When I was at school, my rugby coaches taught me how play the game. They taught me how to tackle, avoid getting tackled, scrum and maul. In hindsight, they must have been rubbish because I hashed all four of those disciplines!
At varsity, our coaches were more administrative in nature. They made sure we had a full squad, organised practices, ensured we had clean kit and ran fines meetings. It made sense to me, since I was already meant to know how to tackle, avoid getting tackled, scrum and maul.
The question I often used to ask myself is what role a professional coach plays within a team. The players already know rugby. They eat, sleep and breathe rugby. What is a coach’s role within a team full of superstars?
What then separates a good coach from a great coach? What makes Graham Henry Graham Henry and Jake White Jake White? How could Robbie Deans be so successful with the Crusaders, yet so awful with the Wallabies? I reckon there are a number of elements, far too many to explore here. But some, I think, are more prominent than others and have a more visible effect.
Great coaches are organisers. Coaching, as with rugby, is a team sport. The best head coaches are those willing to admit that their specialist assistant coaches know their field of coaching best and allow them to run those facets within the greater plan. Graham Henry achieved success off the back of Wayne Smith and Steve Hansen, arguably the best backline and forwards coaches in world rugby. The Boks won the 2007 World Cup largely due to Jake’s appointment of Gert Smal as our forwards coach. A head coach develops a game plan, but it’s up to the assistant coaches he appoints to make it work within the various elements of a match.
Great coaches can spot talent. Talent in this regard can be on-field or off-field, provided it benefits the team. A single player’s influence can lift an entire team’s performance. Think of Percy’s influence on the Boks after Jake recalled him from the doldrums of European rugby. He was a classy goal-kicker, no doubt, and solid in defence, but he was no magic man. Goal kicking aside, he was far closer in style to Zane Kirchner than Willie Le Roux – and yet he’s a Springbok hero. His all-round influence on the team was his real talent – a talent that Jake spotted.
Great coaches select great captains. The bromance to top all bromances: Ted and Richie, Jake and Smitty, Woodward and Johnson. The coach/captain combination is massive. Both need to trust each other’s vision and decision-making without hesitation. They need to act in unison, to echo each other. Robbie Deans had a number of captains during his tenure as Wallaby coach. They were all solid players in their own right, but somehow you just never got the feeling that coach and captain were reading off the same page.
Great coaches motivate. Great coaches get the buy-in from their players. Unadulterated, unwavering support and belief that the right choices are being made by the right people.
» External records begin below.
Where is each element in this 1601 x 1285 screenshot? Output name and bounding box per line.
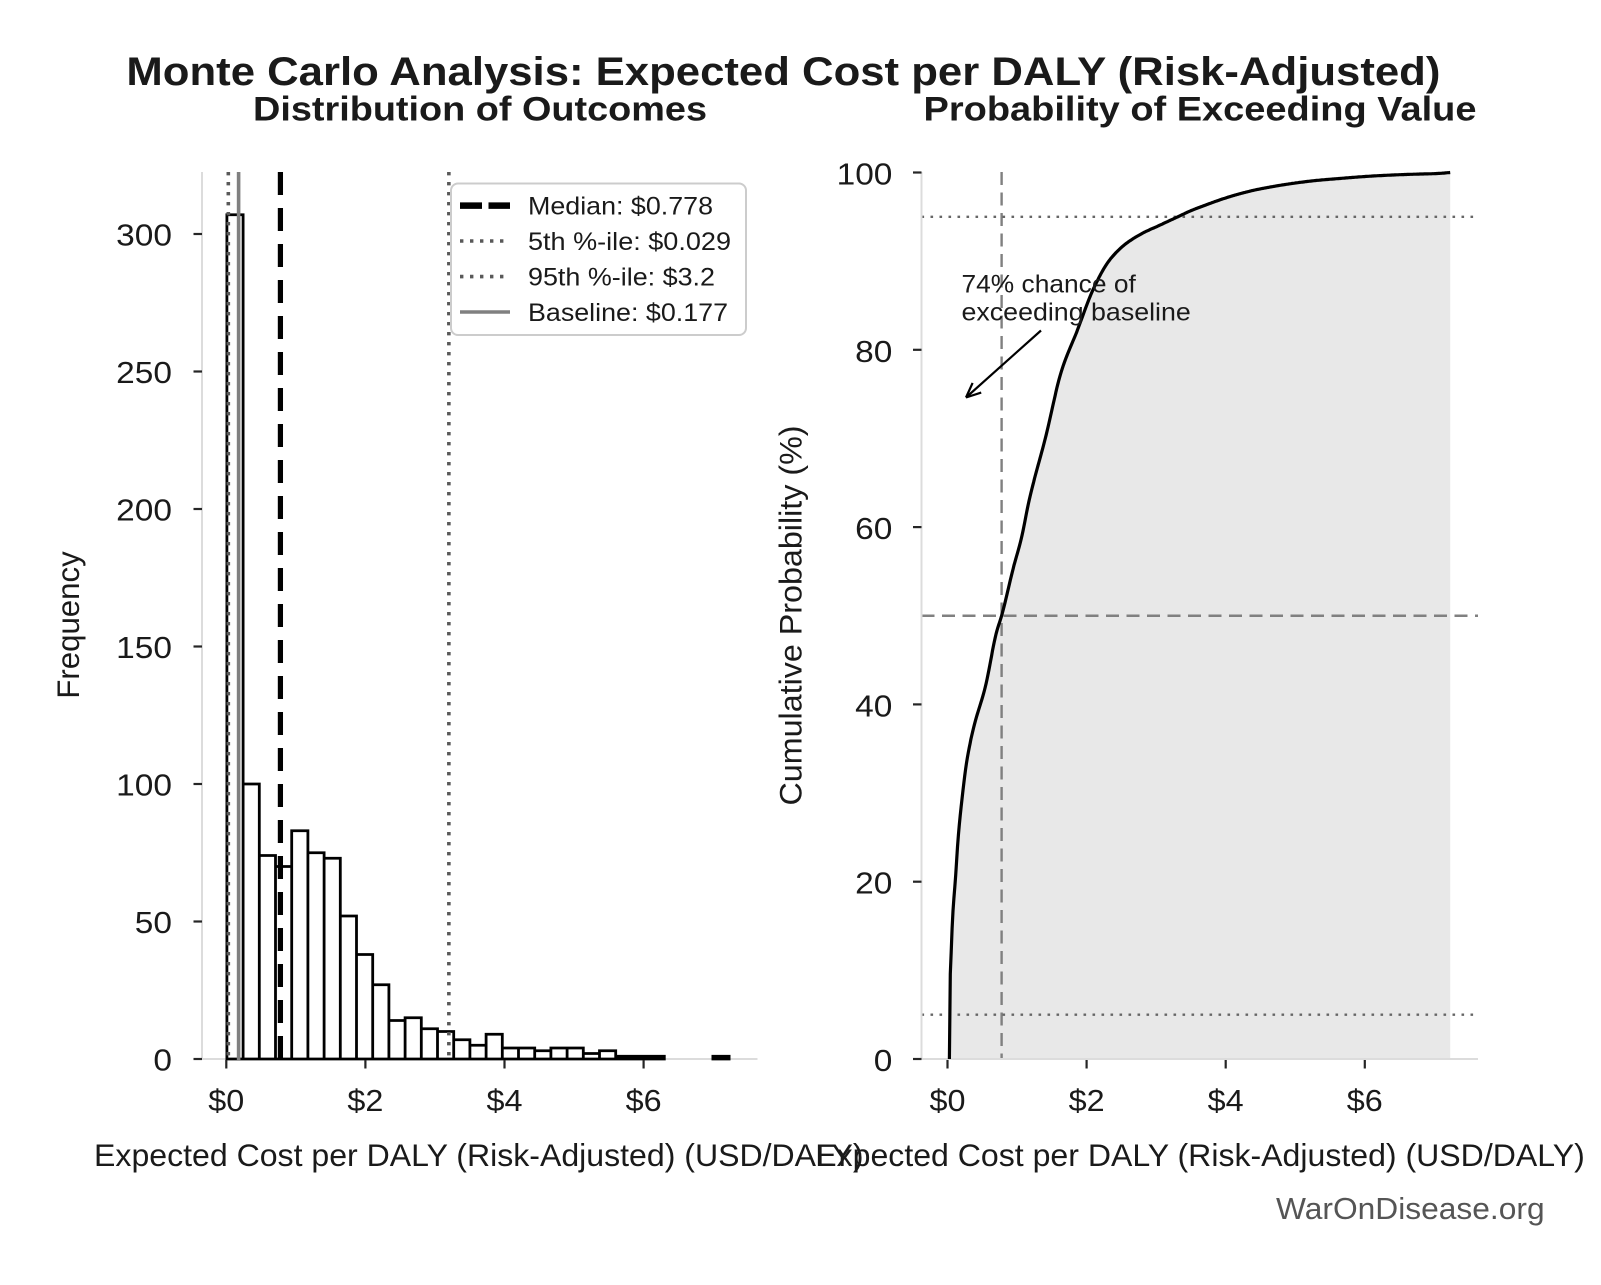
svg-text:Frequency: Frequency xyxy=(50,551,86,699)
svg-text:0: 0 xyxy=(874,1043,893,1078)
svg-text:300: 300 xyxy=(116,218,172,253)
svg-text:250: 250 xyxy=(116,355,172,390)
svg-text:$2: $2 xyxy=(347,1083,383,1118)
svg-text:95th %-ile: $3.2: 95th %-ile: $3.2 xyxy=(528,264,715,292)
svg-text:80: 80 xyxy=(855,334,892,369)
svg-text:200: 200 xyxy=(116,493,172,528)
svg-text:exceeding baseline: exceeding baseline xyxy=(962,298,1191,326)
svg-text:Probability of Exceeding Value: Probability of Exceeding Value xyxy=(924,91,1477,129)
svg-text:Median: $0.778: Median: $0.778 xyxy=(528,193,713,221)
svg-text:$2: $2 xyxy=(1069,1083,1105,1118)
svg-text:100: 100 xyxy=(116,768,172,803)
svg-text:$6: $6 xyxy=(626,1083,662,1118)
svg-text:5th %-ile: $0.029: 5th %-ile: $0.029 xyxy=(528,228,731,256)
svg-text:$4: $4 xyxy=(1208,1083,1244,1118)
svg-text:Cumulative Probability (%): Cumulative Probability (%) xyxy=(773,426,809,806)
svg-text:Monte Carlo Analysis: Expected: Monte Carlo Analysis: Expected Cost per … xyxy=(126,50,1440,94)
svg-text:60: 60 xyxy=(855,511,892,546)
svg-text:20: 20 xyxy=(855,866,892,901)
svg-text:$0: $0 xyxy=(930,1083,966,1118)
svg-text:WarOnDisease.org: WarOnDisease.org xyxy=(1276,1191,1545,1226)
svg-text:74% chance of: 74% chance of xyxy=(962,271,1137,299)
svg-text:Expected Cost per DALY (Risk-A: Expected Cost per DALY (Risk-Adjusted) (… xyxy=(815,1137,1585,1173)
svg-text:50: 50 xyxy=(135,905,172,940)
svg-text:150: 150 xyxy=(116,630,172,665)
svg-text:40: 40 xyxy=(855,688,892,723)
svg-text:0: 0 xyxy=(153,1043,172,1078)
svg-text:Expected Cost per DALY (Risk-A: Expected Cost per DALY (Risk-Adjusted) (… xyxy=(94,1137,864,1173)
svg-text:100: 100 xyxy=(837,157,893,192)
svg-text:$4: $4 xyxy=(487,1083,523,1118)
svg-text:Distribution of Outcomes: Distribution of Outcomes xyxy=(253,91,707,129)
svg-text:Baseline: $0.177: Baseline: $0.177 xyxy=(528,299,728,327)
svg-text:$6: $6 xyxy=(1347,1083,1383,1118)
svg-text:$0: $0 xyxy=(208,1083,244,1118)
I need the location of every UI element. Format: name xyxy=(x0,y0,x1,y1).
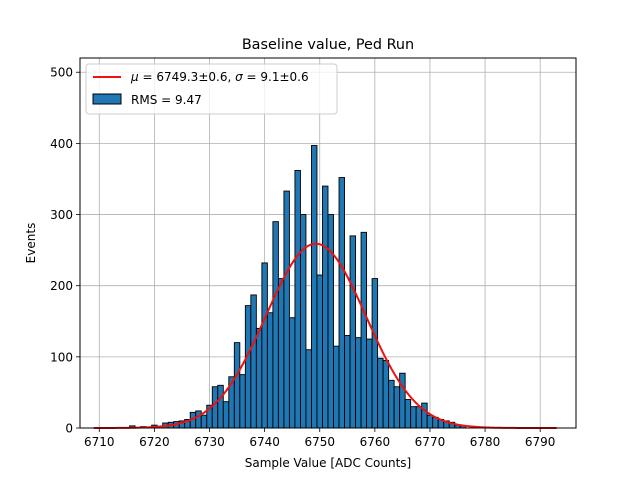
histogram-bar xyxy=(272,221,279,429)
legend-hist-label: RMS = 9.47 xyxy=(131,93,202,107)
histogram-bar xyxy=(211,386,219,429)
gaussian-fit-curve xyxy=(93,242,557,429)
legend-sigma-symbol: σ xyxy=(235,70,243,84)
histogram-bar xyxy=(244,305,252,429)
y-tick-label: 400 xyxy=(50,137,73,151)
histogram-bar xyxy=(233,342,241,429)
x-tick-label: 6730 xyxy=(194,435,225,449)
legend-fit-label: μ = 6749.3±0.6, σ = 9.1±0.6 xyxy=(130,70,309,84)
histogram-bar xyxy=(200,414,208,429)
histogram-bar xyxy=(217,384,224,429)
y-tick-label: 0 xyxy=(65,422,73,436)
histogram-bar xyxy=(261,262,268,429)
histogram-bar xyxy=(421,402,428,429)
histogram-bar xyxy=(399,372,406,429)
histogram-bar xyxy=(250,294,257,429)
x-tick-label: 6740 xyxy=(249,435,280,449)
x-tick-label: 6780 xyxy=(470,435,501,449)
legend-hist-swatch xyxy=(92,93,122,105)
histogram-bar xyxy=(349,235,357,429)
histogram-bar xyxy=(360,231,368,429)
histogram-bar xyxy=(366,338,373,429)
histogram-bar xyxy=(222,401,230,429)
histogram-bar xyxy=(299,214,307,429)
histogram-bar xyxy=(294,169,301,429)
histogram-bar xyxy=(288,317,296,429)
histogram-bar xyxy=(415,406,423,429)
histogram-bar xyxy=(311,145,318,429)
x-tick-label: 6790 xyxy=(525,435,556,449)
histogram-bar xyxy=(388,379,395,429)
histogram-bar xyxy=(371,278,379,429)
y-axis-ticks: 0 100 200 300 400 500 xyxy=(50,66,80,436)
histogram-bar xyxy=(404,399,412,429)
histogram-bar xyxy=(327,214,334,429)
x-tick-label: 6750 xyxy=(304,435,335,449)
legend-mu-value: = 6749.3±0.6, xyxy=(139,70,235,84)
y-tick-label: 300 xyxy=(50,208,73,222)
histogram-bar xyxy=(316,274,323,429)
y-tick-label: 100 xyxy=(50,350,73,364)
y-axis-label: Events xyxy=(24,223,38,264)
histogram-bar xyxy=(266,312,274,429)
histogram-bar xyxy=(382,359,390,429)
histogram-bar xyxy=(322,185,329,429)
chart-title: Baseline value, Ped Run xyxy=(242,37,414,53)
histogram-bar xyxy=(410,406,417,429)
histogram-bar xyxy=(277,278,285,429)
histogram-bar xyxy=(333,345,340,429)
legend-sigma-value: = 9.1±0.6 xyxy=(243,70,309,84)
x-axis-ticks: 6710 6720 6730 6740 6750 6760 6770 6780 6790 xyxy=(84,428,555,449)
legend: μ = 6749.3±0.6, σ = 9.1±0.6 RMS = 9.47 xyxy=(85,63,338,115)
histogram-bar xyxy=(426,414,434,429)
histogram-bar xyxy=(377,357,384,429)
histogram-bar xyxy=(255,327,263,429)
histogram-bar xyxy=(355,337,362,429)
histogram-bar xyxy=(283,190,290,429)
histogram-bar xyxy=(393,386,401,429)
x-tick-label: 6770 xyxy=(415,435,446,449)
x-tick-label: 6710 xyxy=(84,435,115,449)
histogram-bar xyxy=(338,177,345,429)
plot-frame xyxy=(79,57,577,429)
legend-mu-symbol: μ xyxy=(130,70,139,84)
histogram-bar xyxy=(305,349,312,429)
x-tick-label: 6720 xyxy=(139,435,170,449)
histogram-bar xyxy=(344,335,351,429)
x-tick-label: 6760 xyxy=(360,435,391,449)
legend-box xyxy=(85,63,338,115)
y-tick-label: 500 xyxy=(50,66,73,80)
x-axis-label: Sample Value [ADC Counts] xyxy=(245,456,411,470)
y-tick-label: 200 xyxy=(50,279,73,293)
histogram-bar xyxy=(195,410,202,429)
histogram-bar xyxy=(239,374,246,429)
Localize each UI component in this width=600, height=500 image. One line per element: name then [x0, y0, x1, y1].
This is largely why “the All Black way” and “the Springbok way” (to poach a phrase from the Aussies) have both won, and will continue to win, World Cups, despite being so vastly different. Sure, there are plenty of other variables at stake, but a team’s belief in their squad, their coach and their game plan (irrespective of the type of game plan) goes a long way toward achieving success.
So, where does that leave us two years out from the World Cup? How many boxes has Heyneke Meyer ticked so far and where does he need to shape up?
The Bok coaching team is good, but not great. Much of the Bulls forwards’ success can be attributed to Johann van Graan, although Ricardo Laubscher is yet to really prove himself a world class backline coach. However, with Rassie’s technical input and the recent appointment of a breakdown specialist from Europe, he could be developing a strong coaching unit.
Could the return of Fouie du Preez be Meyer’s masterstroke? Time will tell, but it sure looks positive. Du Preez influence on the payers around him is massive, there’s no doubt about it.
The Meyer/ De Villiers partnership is growing in stature with every game. Strange to think, seeing as Meyer’s blood is blue and only blue and de Villiers lives and dies for Province, but they really are starting to dove-tail superbly. If de Villiers can hold his form through to 2015, he will be the key to our success.
If the first three boxes appear to be ticked in pencil, the belief box looks to be ticked in permanent marker. If you listen to any player interview, it seems clear that the team is tight. They believe in their coach and his game plan. They believe it is going to win them the World Cup in two years’ time. They’ll put their bodies on the line for Heyneke because they can see what their achievements mean to him in press conferences, coaching boxes and interviews.
If nothing else, he has the belief of his squad, which is probably the toughest of all the boxes to tick.